Steph@PlainChicken says
Looks great. I love Boston Cream Pie. I need to try the chocolate version.
Crustabakes says
i am totally with you on the egg yolks issue for the custard. i usually get stuck with a couple of egg whites that i wouldnt know what to do with .
MaryMoh says
Beautiful cake and beautiful cream. I love it! Thanks very much for sharing.
Camille says
Ahh, I looove Boston Cream Pie! This looks amazing!
Therese B. says
Looks yummy to me!
the blissful baker says
mmm the more chocolate the better, in my opinion 🙂 i think i might like this chocolate version better!
jacqie says
i would have never thought of doing boston cream pie like this. by the picture alone, i can already tell you that this is my new favorite dessert!
Kristin says
Thanks Anna, if it works for you, then I will definitely give it a try.

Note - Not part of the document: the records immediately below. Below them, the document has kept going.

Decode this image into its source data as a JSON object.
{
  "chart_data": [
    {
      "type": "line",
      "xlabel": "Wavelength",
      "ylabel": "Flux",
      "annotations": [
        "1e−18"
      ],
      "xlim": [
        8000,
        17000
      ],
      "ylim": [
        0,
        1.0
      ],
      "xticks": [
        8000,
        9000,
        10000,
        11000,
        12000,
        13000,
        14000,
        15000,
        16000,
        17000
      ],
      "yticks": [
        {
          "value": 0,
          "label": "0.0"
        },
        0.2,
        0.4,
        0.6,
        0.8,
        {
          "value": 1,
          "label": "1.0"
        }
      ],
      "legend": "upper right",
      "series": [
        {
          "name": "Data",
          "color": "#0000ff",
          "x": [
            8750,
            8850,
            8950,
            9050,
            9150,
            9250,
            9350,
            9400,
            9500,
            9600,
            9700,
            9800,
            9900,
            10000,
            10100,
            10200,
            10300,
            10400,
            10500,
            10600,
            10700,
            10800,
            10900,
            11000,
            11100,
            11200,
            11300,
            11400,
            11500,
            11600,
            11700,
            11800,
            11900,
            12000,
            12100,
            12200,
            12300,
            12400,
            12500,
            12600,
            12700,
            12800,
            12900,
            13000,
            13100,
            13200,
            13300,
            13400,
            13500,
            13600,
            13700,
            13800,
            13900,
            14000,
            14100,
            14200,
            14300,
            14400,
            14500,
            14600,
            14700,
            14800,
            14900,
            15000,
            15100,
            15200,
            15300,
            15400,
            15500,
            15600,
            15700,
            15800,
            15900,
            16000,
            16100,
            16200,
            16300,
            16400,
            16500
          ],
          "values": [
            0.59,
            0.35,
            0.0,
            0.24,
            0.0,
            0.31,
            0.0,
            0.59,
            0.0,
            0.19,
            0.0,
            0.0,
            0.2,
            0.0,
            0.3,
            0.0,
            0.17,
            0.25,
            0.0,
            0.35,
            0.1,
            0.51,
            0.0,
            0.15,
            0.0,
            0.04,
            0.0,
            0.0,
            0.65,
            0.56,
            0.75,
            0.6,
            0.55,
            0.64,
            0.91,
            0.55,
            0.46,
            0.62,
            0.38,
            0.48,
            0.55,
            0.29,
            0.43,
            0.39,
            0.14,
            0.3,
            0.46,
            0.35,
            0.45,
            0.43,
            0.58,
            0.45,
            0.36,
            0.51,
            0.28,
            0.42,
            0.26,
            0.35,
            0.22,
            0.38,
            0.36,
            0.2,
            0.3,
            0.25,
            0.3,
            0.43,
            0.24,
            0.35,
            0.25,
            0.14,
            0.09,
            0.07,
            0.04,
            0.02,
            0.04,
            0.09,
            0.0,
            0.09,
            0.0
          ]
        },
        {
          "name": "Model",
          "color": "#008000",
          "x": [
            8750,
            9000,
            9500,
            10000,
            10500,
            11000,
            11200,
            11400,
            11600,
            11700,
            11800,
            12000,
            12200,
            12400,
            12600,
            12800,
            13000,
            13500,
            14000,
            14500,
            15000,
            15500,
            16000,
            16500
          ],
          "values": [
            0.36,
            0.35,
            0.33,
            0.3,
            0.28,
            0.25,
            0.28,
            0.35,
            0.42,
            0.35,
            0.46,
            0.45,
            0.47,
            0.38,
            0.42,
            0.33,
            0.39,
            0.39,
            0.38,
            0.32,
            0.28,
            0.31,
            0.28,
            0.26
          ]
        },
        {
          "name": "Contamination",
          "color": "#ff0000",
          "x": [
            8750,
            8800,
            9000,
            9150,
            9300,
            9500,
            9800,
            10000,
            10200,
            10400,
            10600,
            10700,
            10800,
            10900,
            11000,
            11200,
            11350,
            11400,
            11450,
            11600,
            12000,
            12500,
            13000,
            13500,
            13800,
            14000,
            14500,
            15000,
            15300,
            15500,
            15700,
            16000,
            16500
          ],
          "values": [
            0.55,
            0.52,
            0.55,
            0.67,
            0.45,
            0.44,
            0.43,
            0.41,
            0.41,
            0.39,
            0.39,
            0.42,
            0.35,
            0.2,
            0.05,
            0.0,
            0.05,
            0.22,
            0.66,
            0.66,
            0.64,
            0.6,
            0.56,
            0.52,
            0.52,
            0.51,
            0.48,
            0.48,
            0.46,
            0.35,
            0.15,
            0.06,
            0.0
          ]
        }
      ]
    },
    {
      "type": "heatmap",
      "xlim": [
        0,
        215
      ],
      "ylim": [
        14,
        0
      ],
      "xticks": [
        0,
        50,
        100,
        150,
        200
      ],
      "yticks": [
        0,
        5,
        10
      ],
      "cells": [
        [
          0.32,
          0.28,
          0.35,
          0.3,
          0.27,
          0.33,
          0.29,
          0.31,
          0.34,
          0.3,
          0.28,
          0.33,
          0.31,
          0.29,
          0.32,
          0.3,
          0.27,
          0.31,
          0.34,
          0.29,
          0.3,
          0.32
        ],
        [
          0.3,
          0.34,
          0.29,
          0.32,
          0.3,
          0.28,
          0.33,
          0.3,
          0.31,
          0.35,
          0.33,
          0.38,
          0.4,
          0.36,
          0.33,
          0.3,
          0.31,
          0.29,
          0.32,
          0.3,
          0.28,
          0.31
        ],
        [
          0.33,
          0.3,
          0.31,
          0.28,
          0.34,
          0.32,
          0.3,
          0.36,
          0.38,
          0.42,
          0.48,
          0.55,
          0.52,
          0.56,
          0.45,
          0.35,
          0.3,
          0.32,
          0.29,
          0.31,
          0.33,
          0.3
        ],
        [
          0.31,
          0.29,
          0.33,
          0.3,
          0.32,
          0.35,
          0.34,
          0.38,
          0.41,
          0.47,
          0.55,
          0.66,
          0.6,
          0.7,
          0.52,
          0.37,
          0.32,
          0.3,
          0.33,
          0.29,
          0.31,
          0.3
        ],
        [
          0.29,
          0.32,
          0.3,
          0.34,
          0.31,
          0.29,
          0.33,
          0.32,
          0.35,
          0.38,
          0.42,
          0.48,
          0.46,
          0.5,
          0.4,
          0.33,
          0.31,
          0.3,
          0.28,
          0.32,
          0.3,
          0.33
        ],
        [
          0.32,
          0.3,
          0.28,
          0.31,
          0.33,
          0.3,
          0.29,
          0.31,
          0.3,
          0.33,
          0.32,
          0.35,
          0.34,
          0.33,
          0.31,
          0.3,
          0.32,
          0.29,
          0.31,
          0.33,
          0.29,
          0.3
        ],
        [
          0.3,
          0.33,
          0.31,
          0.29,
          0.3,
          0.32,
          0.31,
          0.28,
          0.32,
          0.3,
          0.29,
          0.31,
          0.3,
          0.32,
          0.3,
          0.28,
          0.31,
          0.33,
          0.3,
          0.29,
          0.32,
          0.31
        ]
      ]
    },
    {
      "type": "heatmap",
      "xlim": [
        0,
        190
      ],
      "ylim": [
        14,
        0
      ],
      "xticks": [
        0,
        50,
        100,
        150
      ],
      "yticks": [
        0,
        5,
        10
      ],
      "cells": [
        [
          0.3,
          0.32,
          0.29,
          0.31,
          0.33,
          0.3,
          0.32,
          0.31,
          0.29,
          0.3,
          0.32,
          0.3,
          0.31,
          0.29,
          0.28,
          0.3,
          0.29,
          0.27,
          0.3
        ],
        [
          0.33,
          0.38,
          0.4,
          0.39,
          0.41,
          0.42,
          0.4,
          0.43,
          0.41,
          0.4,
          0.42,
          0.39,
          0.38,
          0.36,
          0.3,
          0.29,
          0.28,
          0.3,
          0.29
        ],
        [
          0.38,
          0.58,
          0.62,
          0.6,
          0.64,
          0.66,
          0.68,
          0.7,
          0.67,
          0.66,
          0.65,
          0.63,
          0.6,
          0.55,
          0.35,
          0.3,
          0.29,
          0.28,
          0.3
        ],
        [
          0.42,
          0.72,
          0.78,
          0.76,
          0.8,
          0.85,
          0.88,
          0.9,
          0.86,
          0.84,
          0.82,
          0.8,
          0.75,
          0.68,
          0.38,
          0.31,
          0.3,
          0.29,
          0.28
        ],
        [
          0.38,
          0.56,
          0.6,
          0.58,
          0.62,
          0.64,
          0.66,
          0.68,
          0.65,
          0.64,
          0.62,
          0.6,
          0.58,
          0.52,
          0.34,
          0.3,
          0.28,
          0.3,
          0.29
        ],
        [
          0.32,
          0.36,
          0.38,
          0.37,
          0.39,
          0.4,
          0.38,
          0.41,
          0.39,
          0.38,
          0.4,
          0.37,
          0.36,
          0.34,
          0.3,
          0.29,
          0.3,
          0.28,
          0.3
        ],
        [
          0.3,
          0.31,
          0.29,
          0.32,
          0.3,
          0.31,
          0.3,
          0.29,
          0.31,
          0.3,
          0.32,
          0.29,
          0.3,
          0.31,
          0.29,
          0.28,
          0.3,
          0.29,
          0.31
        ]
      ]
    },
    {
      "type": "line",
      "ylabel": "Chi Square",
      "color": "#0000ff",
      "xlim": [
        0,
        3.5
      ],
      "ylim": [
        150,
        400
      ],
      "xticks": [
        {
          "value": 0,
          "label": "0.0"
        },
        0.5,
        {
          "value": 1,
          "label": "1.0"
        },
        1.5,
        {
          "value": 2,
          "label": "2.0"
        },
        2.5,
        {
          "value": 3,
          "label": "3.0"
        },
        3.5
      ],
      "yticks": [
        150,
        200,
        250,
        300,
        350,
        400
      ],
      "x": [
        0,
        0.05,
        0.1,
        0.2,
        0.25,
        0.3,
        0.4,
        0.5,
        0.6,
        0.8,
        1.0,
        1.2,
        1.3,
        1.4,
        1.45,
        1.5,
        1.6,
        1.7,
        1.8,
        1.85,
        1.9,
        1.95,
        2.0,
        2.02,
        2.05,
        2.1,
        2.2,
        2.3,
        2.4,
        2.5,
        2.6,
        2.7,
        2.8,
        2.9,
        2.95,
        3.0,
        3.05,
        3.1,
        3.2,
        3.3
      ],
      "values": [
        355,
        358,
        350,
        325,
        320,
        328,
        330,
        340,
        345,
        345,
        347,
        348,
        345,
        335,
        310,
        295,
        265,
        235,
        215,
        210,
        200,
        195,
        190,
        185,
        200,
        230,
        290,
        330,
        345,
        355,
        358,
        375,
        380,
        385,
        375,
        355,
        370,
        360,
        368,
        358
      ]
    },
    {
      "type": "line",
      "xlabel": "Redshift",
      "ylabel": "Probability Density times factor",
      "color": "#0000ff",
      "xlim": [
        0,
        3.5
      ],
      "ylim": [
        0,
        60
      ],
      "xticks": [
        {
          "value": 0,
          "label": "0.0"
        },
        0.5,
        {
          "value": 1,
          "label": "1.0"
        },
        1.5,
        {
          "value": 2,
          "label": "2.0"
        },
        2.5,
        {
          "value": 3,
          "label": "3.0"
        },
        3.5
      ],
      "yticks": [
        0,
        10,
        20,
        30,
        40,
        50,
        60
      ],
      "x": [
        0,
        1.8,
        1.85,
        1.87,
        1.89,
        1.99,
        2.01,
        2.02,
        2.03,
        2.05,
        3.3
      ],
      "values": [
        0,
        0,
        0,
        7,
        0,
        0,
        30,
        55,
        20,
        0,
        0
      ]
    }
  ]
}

Thanks for all the tips everybody!
Kristin
Anna says
Kristin, I poured it on immediately after I made it. The way I did it, and this might be a little unorthodox but it works for me, is to pour the 1/3 cup cream into a big measuring cup (2 cup), add the honey, then microwave the cream/honey mixture for about 1 minute or just until it starts to boil. Depending on your microwave, it will probably take less than a minute to boil. Have your chopped chocolate ready, then quickly stir it into the scalding hot cream. Stir until it melts, then quickly pour the ganache on top before it starts to set. You can vary the consistency by using more/less cream and chocolate.
Katrina says
Anna, I made ganache a lot, it's our go-to frosting (not to sweet and buttery, which is what Kevin doesn't like), I'm going to try adding a little corn syrup next time to see what it's like!
Katrina says
Hey, looks a bit like mine! Good stuff.
Thanks for the shout out!
Kristin, I do want to here Anna's two cents worth, but with ganache, I have always made it and let it sit for an hour or so to thicken up, it is then perfect spreading consistency. So you could pour it over the can and let it drip down and that looks great, too. Let ganache sit half a day or whatever (out of the fridge) and it's perfect for rolling in to truffles!
Kristin says
Hi Anna,
This cake looks absolutley delicious! I can't wait to make it myself but I was wondering something - your glaze is so nice and thick, how long did you wait to pour it on the cake? I would think it would be very liquid-y right away and would just drip down the cake instead of looking like it's a frosting. Any tips would be much appreciated!
Thanks,
Kristin
Emily says
YAY! Boston Cream Pie! This looks amazing.
Sue says
This looks like a Boston Cream Pie that I would like. For some reason I'm not such a fan of the traditional kind.
You could call it "Perfect" Chocolate Boston Cream Pie. 🙂
Darlene says
It looks like you achieved a perfect balance - cake, cream filling, and ganache!